Regrettably, at this time we are unable to fulfil your specific requirements. The experimental equipment we currently use to spin and sustain claudications requires a singularity of not inconsiderable mass, along with ancillary vector control and power generation equipment – and its fuel – occupying the volume of a small moon. While research continues, as yet we are unable to see a clear path to reducing these requirements to something practical for installation in, say, a waistcoat or cloak.
We are, though, most enthusiastic about your proposal, and will bear this application in mind when conducting our future research. Be assured you will hear from us without delay should these circumstances change!
for and on behalf of
Scalar Space Project Directorate
Our Nudity is Different: Oh, boy.
Well, it’s a little complicated, given the sheer number of species involved. The chapter of the Common Social Protocol (that consensus standard of basic etiquette that imposes on everyone as equally as possible) that covers this is thereby unfortunately long.

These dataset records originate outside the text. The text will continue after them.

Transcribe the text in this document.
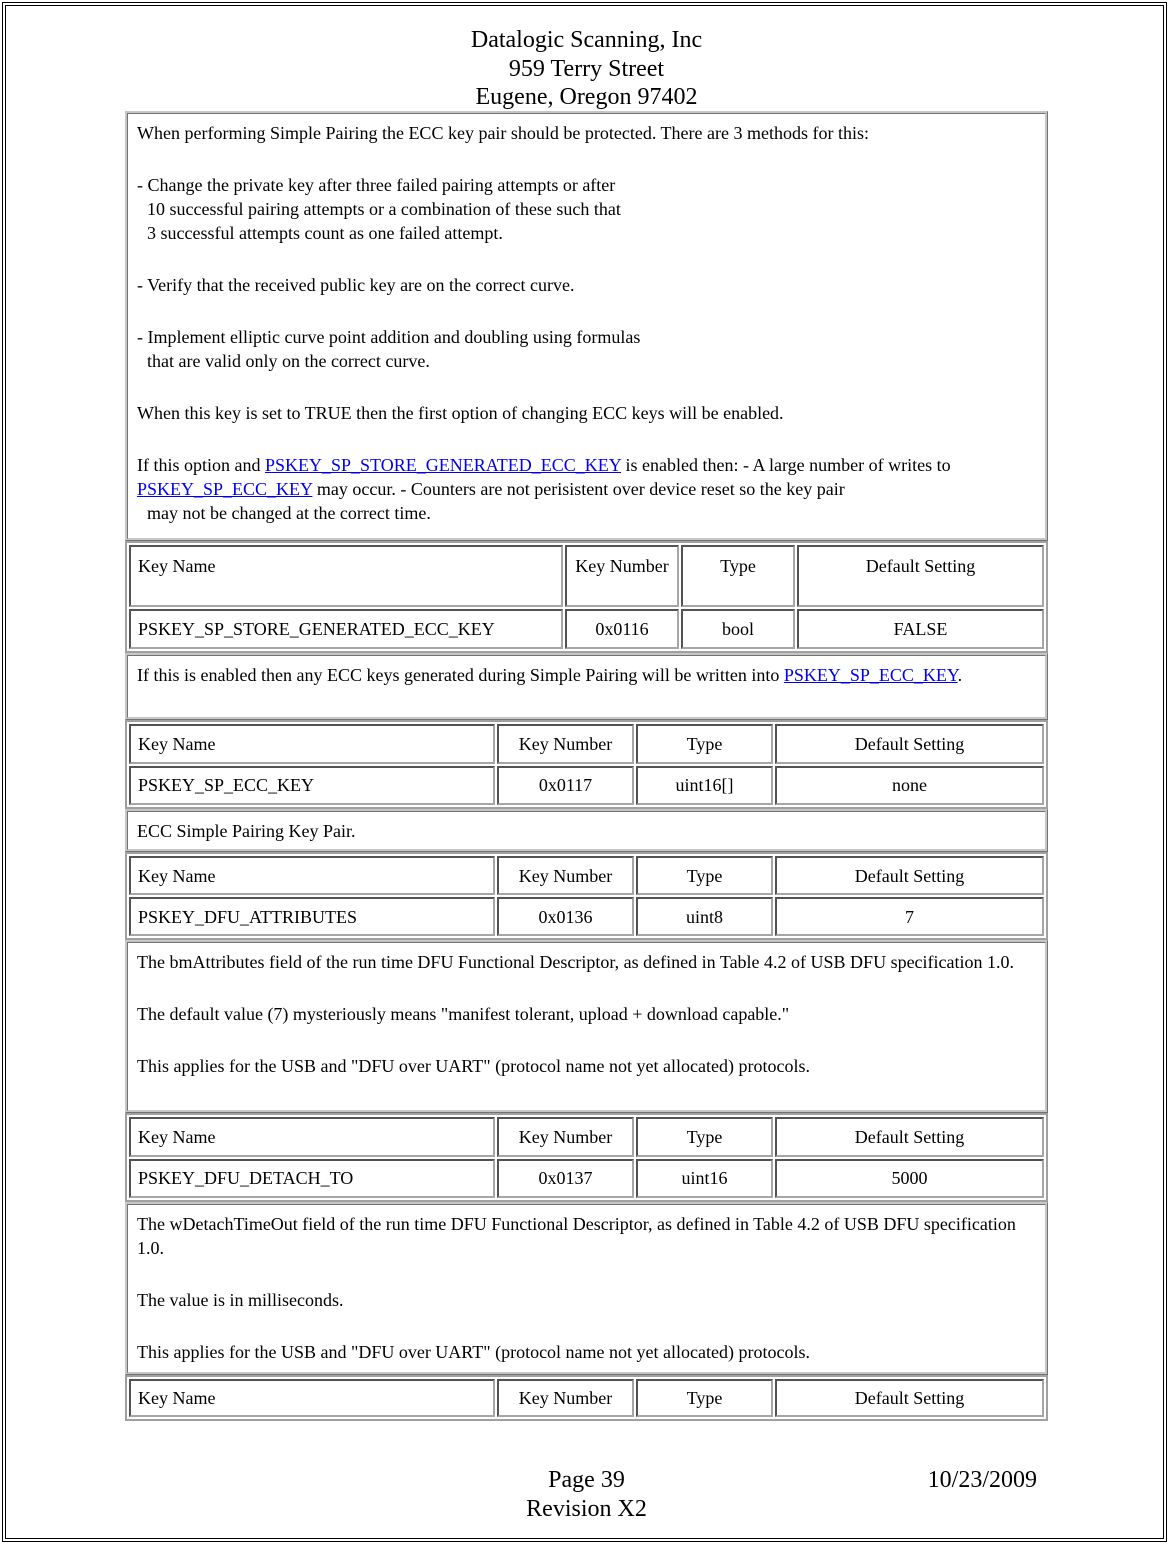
Datalogic Scanning, Inc
959 Terry Street
Eugene, Oregon 97402

When performing Simple Pairing the ECC key pair should be protected. There are 3 methods for this:

- Change the private key after three failed pairing attempts or after
10 successful pairing attempts or a combination of these such that
3 successful attempts count as one failed attempt.

- Verify that the received public key are on the correct curve.

- Implement elliptic curve point addition and doubling using formulas
that are valid only on the correct curve.

When this key is set to TRUE then the first option of changing ECC keys will be enabled.

If this option and PSKEY_SP_STORE_GENERATED_ECC_KEY is enabled then: - A large number of writes to PSKEY_SP_ECC_KEY may occur. - Counters are not perisistent over device reset so the key pair
may not be changed at the correct time.

Key Name	Key Number	Type	Default Setting
PSKEY_SP_STORE_GENERATED_ECC_KEY	0x0116	bool	FALSE

If this is enabled then any ECC keys generated during Simple Pairing will be written into PSKEY_SP_ECC_KEY.

Key Name	Key Number	Type	Default Setting
PSKEY_SP_ECC_KEY	0x0117	uint16[]	none

ECC Simple Pairing Key Pair.

Key Name	Key Number	Type	Default Setting
PSKEY_DFU_ATTRIBUTES	0x0136	uint8	7

The bmAttributes field of the run time DFU Functional Descriptor, as defined in Table 4.2 of USB DFU specification 1.0.

The default value (7) mysteriously means "manifest tolerant, upload + download capable."

This applies for the USB and "DFU over UART" (protocol name not yet allocated) protocols.

Key Name	Key Number	Type	Default Setting
PSKEY_DFU_DETACH_TO	0x0137	uint16	5000

The wDetachTimeOut field of the run time DFU Functional Descriptor, as defined in Table 4.2 of USB DFU specification 1.0.

The value is in milliseconds.

This applies for the USB and "DFU over UART" (protocol name not yet allocated) protocols.

Key Name	Key Number	Type	Default Setting
Page 39	10/23/2009
Revision X2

The CSP, of course, only applies as a matter of law to Empire-managed property. Within private volumes, you can do whatever you like, and on private property, the owners can set whatever rules they like – although most save themselves the trouble and just default to the CSP rules. (Who says libertists can’t coordinate? Ha!)
What the CSP asks in general is that except where otherwise posted (public baths, certain beaches, etc., etc.) you cover your excretory organs (unless they’re lungs or skin, but if you should happen to excrete anything substantial other than gases through your skin, it is considered impolite and incorrect to leave ooze on things), primary sexual characteristics, and anything else you might have that triggers involuntary (i.e. not readily overridable by volition) instincts in your fellow sophonts. This last is intended to recognize that (a) allure is not indecency, but yet and at the same time, (b) it is impolite to push involuntary reactions on people who don’t want ’em. Basically, it’s Wheaton’s Law applied to dress codes.
(The luckiest people in the galaxy in this respect by and large are sophonts who have fur, inasmuch as due to the irritation that comes with trying to wear many types of clothing over fur, fur is clothing for all purposes of etiquette. If you want to wear something over it, that’s fine, but you’re not naked unless you’re also shaved.)
(Alternate words: Citadel and Computronium, both of which have been added to the later-consideration list.)
Clothes define the sophont, the sages say.
That the sages are indubitably correct on this point is, however, a distinct trial to those of us addressing a crisis, and so finding ourselves dashing aboard the high-delta shuttle to Ambria without luggage, on-board boutique, or time enough to consult a single epulary, locutor, or designer – and thus facing the inevitable meetings with only what I happens to have left on Ambria Highport in the course of meetings past.
Two hours, with light-lag, to pull this listing, and none of it seems suitable. Discard all of the swarmwear – it’s the windy season downside, and surprise nudity is unprofessional. Much as I’d love a cloak for that, none of these have useful amounts of delta-v, which means they’d be strangling me in microgravity.
I have my old uniform from the Flying Corps. That’s professional enough, but too “darken the sky with missiles to let us fight in the shade” for a project in trouble. Then there are all these evening gowns – not an option for a working visit, and three of them aren’t an option for public viewing – and then…
Three choices left. The eight-layer court robes, too formal for any circumstances likely to arise on that planet, and how did they even get there?; a double-breasted engineer’s work-jacket that is too clean to give me any credibility; and one, bless it, technical style business suit…
…in mourning-skies blue. Also a very bad choice for a troubled project, not to mention in general.
I could give up and go with a spraysuit, but without a lot of AR work, all that signifies is a dreadful hurry or lost luggage, neither conditions one wishes to reflect in front of the people who are counting on you to have it together.
It may be time to consider who there is on Ambria Highport that might care to be owed a favor.
We Will Not Have Pockets in the Future: As mentioned in Waistcoat of Style, both sexes wear waistcoats simply to provide adequate pocket space for their collection of little gadgets for this and that and the other thing. So, averted to the point that there’s actually a specific garment to provide the future-pockets.